A strict definition of hipsters seems pretty elusive. In other words, I looked up “hipster” in Urban Dictionary and got bored after the first paragraph. Basically, hipsters exercising moderation can be super fashionable and seem to bring the world quirky, enjoyable things. Hipsters who go overboard tend to justifiably attract the wrath of the internet. Sibaris is a little lunch joint in Barranco that falls just to the right side of that fine line between “cool” and “too much.”
The restaurant is small, but it’s too blue to miss. Obviously, the front features mounted potted herbs and chalkboard signs. The walls inside are decked with dated pots and pans and the most useless glass containers I’ve ever seen. The tables have been re-painted turquoise, the chairs have clearly been repurposed to match, more or less. The whole interior is basically a series of Pinterest projects executed by somebody way more competent at Pinterest than me.
After reviewing their menu, which was literally printed on a piece of transparent paper screwed in between two squares of balsa wood, we picked out a good craft beer to get started. The craft beer was actually a nice surprise: It turns out Barranco in particular, and Lima overall, is starting to get into the craft beer craze. I’m super ok with that, since getting to have a quality IPA in Lima was a great way to alleviate a little homesickness.

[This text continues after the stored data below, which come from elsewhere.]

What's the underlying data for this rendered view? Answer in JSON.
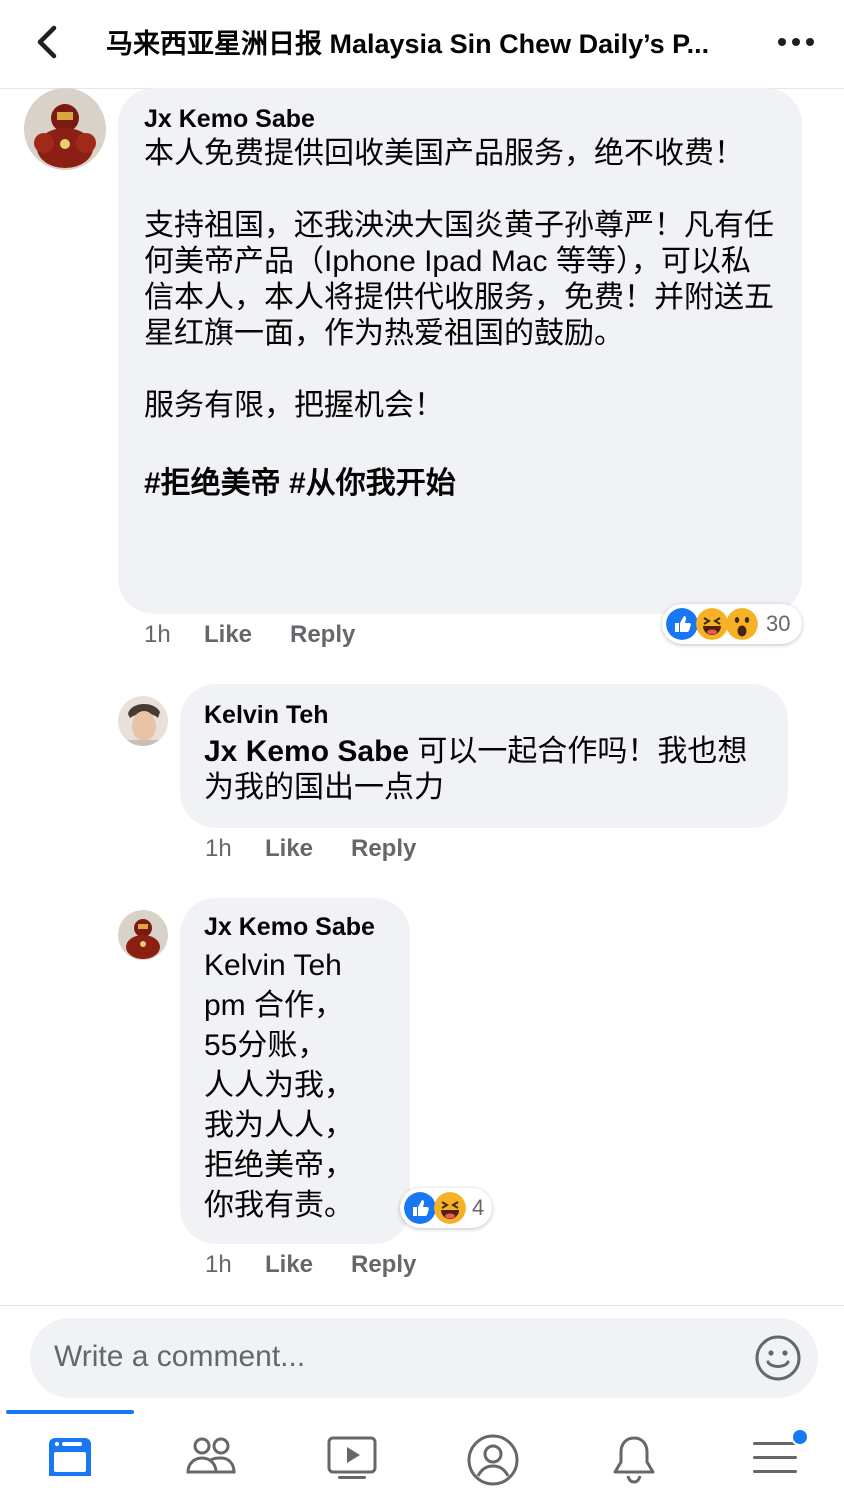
{
  "header": {
    "title": "马来西亚星洲日报 Malaysia Sin Chew Daily’s P..."
  },
  "comments": [
    {
      "author": "Jx Kemo Sabe",
      "paragraphs": [
        "本人免费提供回收美国产品服务，绝不收费！",
        "支持祖国，还我泱泱大国炎黄子孙尊严！凡有任何美帝产品（Iphone Ipad Mac 等等），可以私信本人，本人将提供代收服务，免费！并附送五星红旗一面，作为热爱祖国的鼓励。",
        "服务有限，把握机会！",
        "#拒绝美帝 #从你我开始"
      ],
      "time": "1h",
      "like_label": "Like",
      "reply_label": "Reply",
      "reaction_count": "30",
      "reactions": [
        "like-icon",
        "haha-icon",
        "wow-icon"
      ]
    },
    {
      "author": "Kelvin Teh",
      "mention": "Jx Kemo Sabe",
      "text": " 可以一起合作吗！我也想为我的国出一点力",
      "time": "1h",
      "like_label": "Like",
      "reply_label": "Reply"
    },
    {
      "author": "Jx Kemo Sabe",
      "mention": "Kelvin Teh",
      "lines": [
        "pm 合作，",
        "55分账，",
        "人人为我，",
        "我为人人，",
        "拒绝美帝，",
        "你我有责。"
      ],
      "time": "1h",
      "like_label": "Like",
      "reply_label": "Reply",
      "reaction_count": "4",
      "reactions": [
        "like-icon",
        "haha-icon"
      ]
    }
  ],
  "composer": {
    "placeholder": "Write a comment..."
  },
  "tabbar": {
    "items": [
      "news-feed-icon",
      "groups-icon",
      "watch-icon",
      "profile-icon",
      "notifications-icon",
      "menu-icon"
    ],
    "active": "news-feed-icon",
    "accent": "#1877f2"
  }
}
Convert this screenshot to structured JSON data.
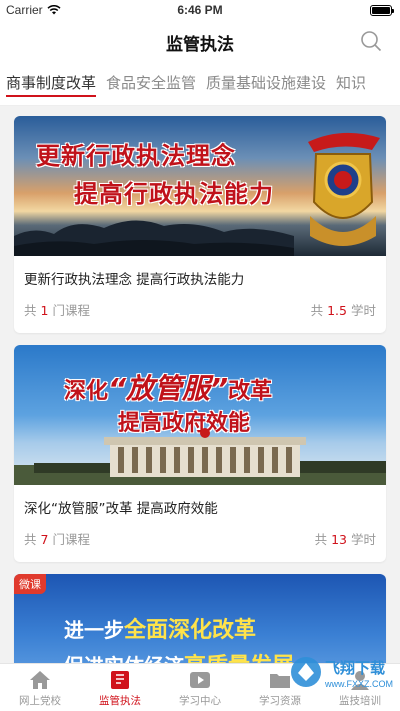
{
  "status_bar": {
    "carrier": "Carrier",
    "time": "6:46 PM"
  },
  "nav": {
    "title": "监管执法",
    "search_icon": "search-icon"
  },
  "tabs": [
    {
      "label": "商事制度改革",
      "active": true
    },
    {
      "label": "食品安全监管",
      "active": false
    },
    {
      "label": "质量基础设施建设",
      "active": false
    },
    {
      "label": "知识",
      "active": false
    }
  ],
  "cards": [
    {
      "banner_line1": "更新行政执法理念",
      "banner_line2": "提高行政执法能力",
      "title": "更新行政执法理念 提高行政执法能力",
      "courses_prefix": "共",
      "courses_count": "1",
      "courses_suffix": "门课程",
      "hours_prefix": "共",
      "hours_value": "1.5",
      "hours_suffix": "学时"
    },
    {
      "banner_line1_a": "深化",
      "banner_line1_b": "“放管服”",
      "banner_line1_c": "改革",
      "banner_line2": "提高政府效能",
      "title": "深化“放管服”改革 提高政府效能",
      "courses_prefix": "共",
      "courses_count": "7",
      "courses_suffix": "门课程",
      "hours_prefix": "共",
      "hours_value": "13",
      "hours_suffix": "学时"
    },
    {
      "badge": "微课",
      "banner_line1_a": "进一步",
      "banner_line1_b": "全面深化改革",
      "banner_line2_a": "促进实体经济",
      "banner_line2_b": "高质量发展"
    }
  ],
  "tabbar": [
    {
      "label": "网上党校",
      "icon": "home-icon",
      "active": false
    },
    {
      "label": "监管执法",
      "icon": "book-icon",
      "active": true
    },
    {
      "label": "学习中心",
      "icon": "play-icon",
      "active": false
    },
    {
      "label": "学习资源",
      "icon": "folder-icon",
      "active": false
    },
    {
      "label": "监技培训",
      "icon": "person-icon",
      "active": false
    }
  ],
  "watermark": {
    "text_cn": "飞翔下载",
    "text_en": "www.FXXZ.COM"
  },
  "colors": {
    "accent": "#d0121b",
    "tab_inactive": "#8a8a8a"
  }
}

In terms of food, Sibaris really killed it for me as a great light-lunch-and-beer place. Everything was appetizer-y, probably the highlight being the sort of deconstructed carpaccio “dip” served on a wooden board: I would go back just for that alone. Even the bread that the dip came with was lovingly buttered and toasted. Say what you want about hipsters, but they’ve got an eye for detail. We also got a round of what were essentially super fancy cheese and prosciutto quesadillas, which despite being simple in construction were made with quality ingredients, perfectly toasted, and – naturally – served on a wooden board too. We concluded with a mango ceviche, which cleverly used sweet potato chips instead of the totally mainstream chunk of boiled potato. This time it did come in an actual dish, but don’t worry: it was a blue porcelain wide-mouthed bowl that looked like it had been excavated from a river earlier the same day. Jokes aside though, the mango ceviche was summery and bright and a refreshing break from the traditional.
At the end of the meal, as if to exhibit some ironic self-awareness, the waiter brought our check over in an adorable and slightly difficult-to-open tin box. Watching Ivo wrestle with the little metal handle was the perfect cap to a really nice light lunch.